Avec l’unité politique qui supprimait les hostilités des peuples, on avait l’unité linguistique qui effaçait rapidement leurs dernières diversités. Depuis le xxe siècle déjà, le besoin d’une langue unique et commune, comparable au latin du Moyen-Age, était devenu assez intense parmi les savants du monde entier pour les décider à faire usage dans tous leurs écrits d’un idiome international.
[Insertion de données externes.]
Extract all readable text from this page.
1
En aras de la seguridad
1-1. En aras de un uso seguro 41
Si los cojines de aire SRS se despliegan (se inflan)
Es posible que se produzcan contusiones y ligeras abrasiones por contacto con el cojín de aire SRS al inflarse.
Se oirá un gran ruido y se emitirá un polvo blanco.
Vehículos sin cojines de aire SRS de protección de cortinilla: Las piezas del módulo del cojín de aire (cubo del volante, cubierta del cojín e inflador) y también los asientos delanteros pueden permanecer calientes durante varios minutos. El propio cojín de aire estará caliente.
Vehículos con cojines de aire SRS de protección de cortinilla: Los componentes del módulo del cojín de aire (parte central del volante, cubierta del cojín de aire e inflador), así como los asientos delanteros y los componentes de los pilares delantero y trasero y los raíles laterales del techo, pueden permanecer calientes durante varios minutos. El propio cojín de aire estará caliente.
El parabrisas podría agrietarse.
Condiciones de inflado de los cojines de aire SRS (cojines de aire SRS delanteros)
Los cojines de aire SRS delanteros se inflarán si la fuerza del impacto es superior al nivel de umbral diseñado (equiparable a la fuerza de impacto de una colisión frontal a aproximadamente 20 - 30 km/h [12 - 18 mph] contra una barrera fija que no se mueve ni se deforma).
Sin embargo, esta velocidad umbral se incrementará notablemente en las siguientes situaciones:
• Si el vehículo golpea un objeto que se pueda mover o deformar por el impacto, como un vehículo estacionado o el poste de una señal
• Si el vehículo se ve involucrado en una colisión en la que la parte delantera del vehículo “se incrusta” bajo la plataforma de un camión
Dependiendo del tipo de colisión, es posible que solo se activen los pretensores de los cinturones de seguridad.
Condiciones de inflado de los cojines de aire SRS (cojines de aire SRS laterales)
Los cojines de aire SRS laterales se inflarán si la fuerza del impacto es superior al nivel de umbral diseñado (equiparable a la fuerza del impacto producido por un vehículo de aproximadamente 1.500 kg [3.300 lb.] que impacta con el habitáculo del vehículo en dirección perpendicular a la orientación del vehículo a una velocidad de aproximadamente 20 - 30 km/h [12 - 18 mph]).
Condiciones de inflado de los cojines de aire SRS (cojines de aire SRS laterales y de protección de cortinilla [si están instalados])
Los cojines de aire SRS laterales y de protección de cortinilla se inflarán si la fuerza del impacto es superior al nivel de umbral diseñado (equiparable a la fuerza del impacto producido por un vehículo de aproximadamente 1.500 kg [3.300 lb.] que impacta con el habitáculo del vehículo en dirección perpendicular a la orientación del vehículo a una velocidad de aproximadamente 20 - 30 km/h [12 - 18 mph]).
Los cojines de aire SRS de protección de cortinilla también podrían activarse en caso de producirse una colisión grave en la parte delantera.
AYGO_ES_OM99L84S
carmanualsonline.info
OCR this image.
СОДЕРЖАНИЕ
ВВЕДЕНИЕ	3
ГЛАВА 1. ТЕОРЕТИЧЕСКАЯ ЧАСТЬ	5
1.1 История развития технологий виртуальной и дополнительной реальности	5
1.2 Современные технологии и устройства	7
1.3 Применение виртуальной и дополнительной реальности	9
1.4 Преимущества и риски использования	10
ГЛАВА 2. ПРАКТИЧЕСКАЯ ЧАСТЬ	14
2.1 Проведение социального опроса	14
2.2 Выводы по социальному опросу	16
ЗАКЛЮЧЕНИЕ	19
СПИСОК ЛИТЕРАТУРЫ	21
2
Après une longue lutte de rivalité avec l’anglais et l’espagnol, c’est le grec qui, depuis la débâcle de l’Empire anglais et la reprise de Constantinople par l’Empire helléno-russe, s’imposa définitivement. Peu à peu, ou plutôt avec la célérité propre à tous les progrès modernes, son emploi descendit, de couche en couche, jusqu’aux plus humbles degrés de la société, et, dès le milieu du xxiie siècle, il n’y eut plus un petit enfant, de la Loire au fleuve Amour, qui ne s’exprimât tacitement dans la langue de Démosthène. Ça et là quelques villages perdus dans des creux de montagnes s’obstinaient encore, malgré la défense de leurs instituteurs, à estropier de vieux patois appelés jadis le français, l’allemand, l’italien, mais on eût bien ri d’entendre dans les grandes villes ce charabias.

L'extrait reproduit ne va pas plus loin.